To be fair, it also isn’t obvious that the immediate valuation uplift supposedly on offer from a split will make it from the bankers’ anti-conglomerate pitchbook to the market. Syme reckons big oil and gas companies are valued in line with the returns they are offering.

Italy’s Eni, which is listing a stake in renewables business Plenitude, looks like a test case. But the spin-off has some retail assets included to bolster cash flows, so it isn’t for the purists. It also isn’t obviously planning markedly higher investment into renewables than had been promised in its old conglomerated home, so it’s not clear to what extent this accelerates the energy transition.

The more convincing case made by the splitters is that big oil and gas companies are fundamentally trying to bind together two competing constituencies in a way that is inefficient, won’t survive the duration of transition and won’t produce good performance in the meantime.

Companies could and should put more money into renewables and green infrastructure, especially as older fossil fuel assets are sold: a slow swivel from the old world to the new. But that’s something that yield-hungry oil investors, wary of the returns on offer from renewables and burnt by over-investment and poor returns in the past, won’t currently tolerate.
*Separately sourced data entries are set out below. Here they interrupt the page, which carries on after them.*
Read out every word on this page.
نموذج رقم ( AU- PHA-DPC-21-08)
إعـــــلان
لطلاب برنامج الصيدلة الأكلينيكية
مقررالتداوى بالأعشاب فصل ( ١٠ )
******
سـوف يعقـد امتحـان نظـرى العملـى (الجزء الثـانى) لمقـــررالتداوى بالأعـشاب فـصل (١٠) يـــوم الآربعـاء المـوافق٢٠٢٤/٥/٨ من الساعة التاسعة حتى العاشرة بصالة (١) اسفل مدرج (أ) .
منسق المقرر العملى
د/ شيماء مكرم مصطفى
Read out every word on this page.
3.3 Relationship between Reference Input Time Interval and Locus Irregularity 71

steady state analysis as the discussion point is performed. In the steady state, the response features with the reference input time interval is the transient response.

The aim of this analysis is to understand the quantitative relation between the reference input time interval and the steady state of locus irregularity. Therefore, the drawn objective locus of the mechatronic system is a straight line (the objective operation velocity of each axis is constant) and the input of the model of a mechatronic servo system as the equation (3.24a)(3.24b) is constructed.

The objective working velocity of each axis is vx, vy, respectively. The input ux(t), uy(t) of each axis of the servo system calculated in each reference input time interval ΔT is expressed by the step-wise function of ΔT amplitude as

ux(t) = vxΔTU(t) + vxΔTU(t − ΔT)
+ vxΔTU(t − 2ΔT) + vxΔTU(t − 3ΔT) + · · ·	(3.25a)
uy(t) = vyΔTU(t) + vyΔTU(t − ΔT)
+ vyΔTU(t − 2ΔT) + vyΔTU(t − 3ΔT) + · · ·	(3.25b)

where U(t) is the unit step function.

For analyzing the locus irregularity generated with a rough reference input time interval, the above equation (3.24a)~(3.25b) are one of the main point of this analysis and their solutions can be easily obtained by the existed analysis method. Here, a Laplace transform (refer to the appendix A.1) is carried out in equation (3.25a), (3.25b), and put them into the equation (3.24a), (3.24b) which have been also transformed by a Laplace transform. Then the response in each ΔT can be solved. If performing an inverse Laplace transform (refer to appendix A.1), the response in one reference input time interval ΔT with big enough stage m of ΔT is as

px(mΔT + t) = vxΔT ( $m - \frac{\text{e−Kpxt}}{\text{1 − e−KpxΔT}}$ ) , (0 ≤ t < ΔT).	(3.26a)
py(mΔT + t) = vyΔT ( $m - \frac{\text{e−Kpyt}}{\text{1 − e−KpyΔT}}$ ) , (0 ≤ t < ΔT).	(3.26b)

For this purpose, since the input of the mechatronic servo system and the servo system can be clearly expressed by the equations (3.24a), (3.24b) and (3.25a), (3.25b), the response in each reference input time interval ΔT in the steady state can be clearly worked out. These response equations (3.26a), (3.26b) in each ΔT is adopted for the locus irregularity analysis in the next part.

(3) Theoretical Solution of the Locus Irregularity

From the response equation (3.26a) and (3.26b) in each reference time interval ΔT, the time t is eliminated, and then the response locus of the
And it’s a strategy where the tipping point into official greenery looks far removed: BP’s ambitious plans to have 50 gigawatts of developed renewables capacity by 2030 caused investors to gulp but still leaves it as a majority oil and gas company in cash flow terms at that point.

No one wins the argument this year. But the oil and gas companies face a challenge. Make a far more robust case for integration. Or see another force join the allied ranks of investor activists, executive alumni and climate agitators who dislike the combination of fossil fuels and new energy assets: an absence of better ideas.